The Corner

CyberHell Unleashed

I’m being blasted every which way in my inbox and on the Internet today for being a nutty cafeteria Catholic bitch who loves war and torture and the death penalty. I am told that I should be denied Communion at Catholic Mass for supporting the death penalty and for causing the deaths of innocent Iraqis.

I happen to be opposed to the death penalty — though some horrific cases certainly pose a challenge for me — but that’s not even remotely close to the point here. The point is: Abortion — the assault on the most innocent, on human life and dignity itself – is different.

Ramesh had a good explanation in a piece on John Kerry and the Catholic Church back in the day:

The argument for denying communion is straightforward. Canon law prohibits communion for anyone who “obstinately persists in manifest grave sin.” Church teaching could not be clearer that taking unborn human life is a grave sin, as is exposing unborn human beings to killing by denying them legal protection. A Catholic politician who votes to allow abortion is acting unjustly, and his priest should explain this to him.

If the politician persists, then he is either deliberately flouting the requirements of justice or denying the authority of the church to outline those requirements. In either case, he is risking his soul and breaking the church’s unity, of which the sacrament of communion is the sign. He is also, by his example, teaching other people, both Catholics and non-Catholics, that a Catholic does not compromise his faithfulness by so voting. He is, in Catholic argot, “giving scandal.” To deny communion is not, pace McCarrick, to use it as a political weapon. The point of the denial is not to punish the politician or even to change his behavior (however welcome that would be). Maintaining the integrity of the sacrament of communion is an important goal in its own right for the church, not a means to an end.
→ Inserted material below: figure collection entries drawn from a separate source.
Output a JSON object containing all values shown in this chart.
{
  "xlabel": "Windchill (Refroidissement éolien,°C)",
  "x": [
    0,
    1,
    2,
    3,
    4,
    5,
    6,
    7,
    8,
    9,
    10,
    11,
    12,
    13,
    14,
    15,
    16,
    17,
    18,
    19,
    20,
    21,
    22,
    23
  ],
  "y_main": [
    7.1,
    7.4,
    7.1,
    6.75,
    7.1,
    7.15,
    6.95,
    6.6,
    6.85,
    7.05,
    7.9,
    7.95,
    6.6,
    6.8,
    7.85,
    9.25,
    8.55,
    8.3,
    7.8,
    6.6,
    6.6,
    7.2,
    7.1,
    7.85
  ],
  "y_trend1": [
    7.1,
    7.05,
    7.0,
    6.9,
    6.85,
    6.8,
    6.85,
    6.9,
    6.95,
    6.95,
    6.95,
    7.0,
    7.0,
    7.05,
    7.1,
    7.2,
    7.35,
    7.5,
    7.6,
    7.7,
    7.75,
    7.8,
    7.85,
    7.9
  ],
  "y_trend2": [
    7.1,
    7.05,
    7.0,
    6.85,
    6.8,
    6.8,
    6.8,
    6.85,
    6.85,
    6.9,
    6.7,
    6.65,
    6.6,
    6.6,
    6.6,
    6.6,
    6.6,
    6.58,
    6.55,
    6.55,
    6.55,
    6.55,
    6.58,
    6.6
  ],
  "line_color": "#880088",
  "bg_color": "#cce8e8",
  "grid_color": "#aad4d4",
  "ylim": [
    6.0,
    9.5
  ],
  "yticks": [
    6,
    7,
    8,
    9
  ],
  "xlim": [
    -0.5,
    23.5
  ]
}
Not everyone sees it this way. Kerry says that church officials should not be telling politicians how to vote. Liberals, including Catholic liberals who themselves favor legal protection for the unborn, wonder why the church is not denying communion to politicians who have voted for the death penalty, or the Iraq war. The left-wing National Catholic Reporter suggests that a pro-choice Kerry who spent money on social programs could reduce abortion more than a nominally pro-life Bush.

The communion-denying bishops have an answer on each point. The church cannot force legislators to vote one way or another, but can say what the spiritual consequences of their votes are. While the church generally opposes the death penalty, it does not believe its imposition to be gravely unjust, as abortion is. It proposes norms to govern the decisions of statesmen regarding war and poverty, but it leaves to them the prudential judgments about what those norms should dictate. The Pope has never said that faithful Catholics may not fight in Iraq, or implement the death penalty. He has said that Catholic doctors may not participate in abortion. And even if some mix of welfare policies brought the abortion rate to zero — a doubtful proposition — the church would still hold the legality of abortion to be an injustice.

Politicians have a special responsibility to promote justice for the unborn. But in principle, any Catholic who lends public support to the cause of legal abortion — a journalist, for example — is giving scandal as well. Nor is abortion the only sin that can, in church teaching, endanger a politician’s soul. In 1962, Archbishop Rummel of New Orleans excommunicated segregationist politicians who had tried to block the integration of church schools.

But communion can be denied to sinning politicians only in clear-cut cases. The bishops support the Federal Marriage Amendment. But they recognize that Catholic politicians can object to that amendment for legitimate reasons. If a politician objects to the amendment because he rejects church teachings on sexual morality and the family, and says so in public, that would be a different matter. But even such a politician would not be committing the kind of injustice involved in legal abortion.

While I’m accused of trying to co-opt religion to fit whatever talking points Karl Rove, or Ed Gillespie, or whomever is handing them out these days sends me, I’m actually doing something quite dramatically different: The Catholic is challenged to take the precepts he (hopefully) learns – on Sunday, in Catholic school, and from the Holy Father speaking on matters of faith and doctrine – and make them a part of his daily life. If he is a religious, teacher, politician, journalist, or otherwise in public life, there’s a special challenge to avoid scandal. If he is a voter, he is to be guided by his faith. Many issues are up to prudential judgments. Some aren’t. Abortion is not up for negotiation. And that’s not simply reading my crazy right-wing fetus-love into my Church.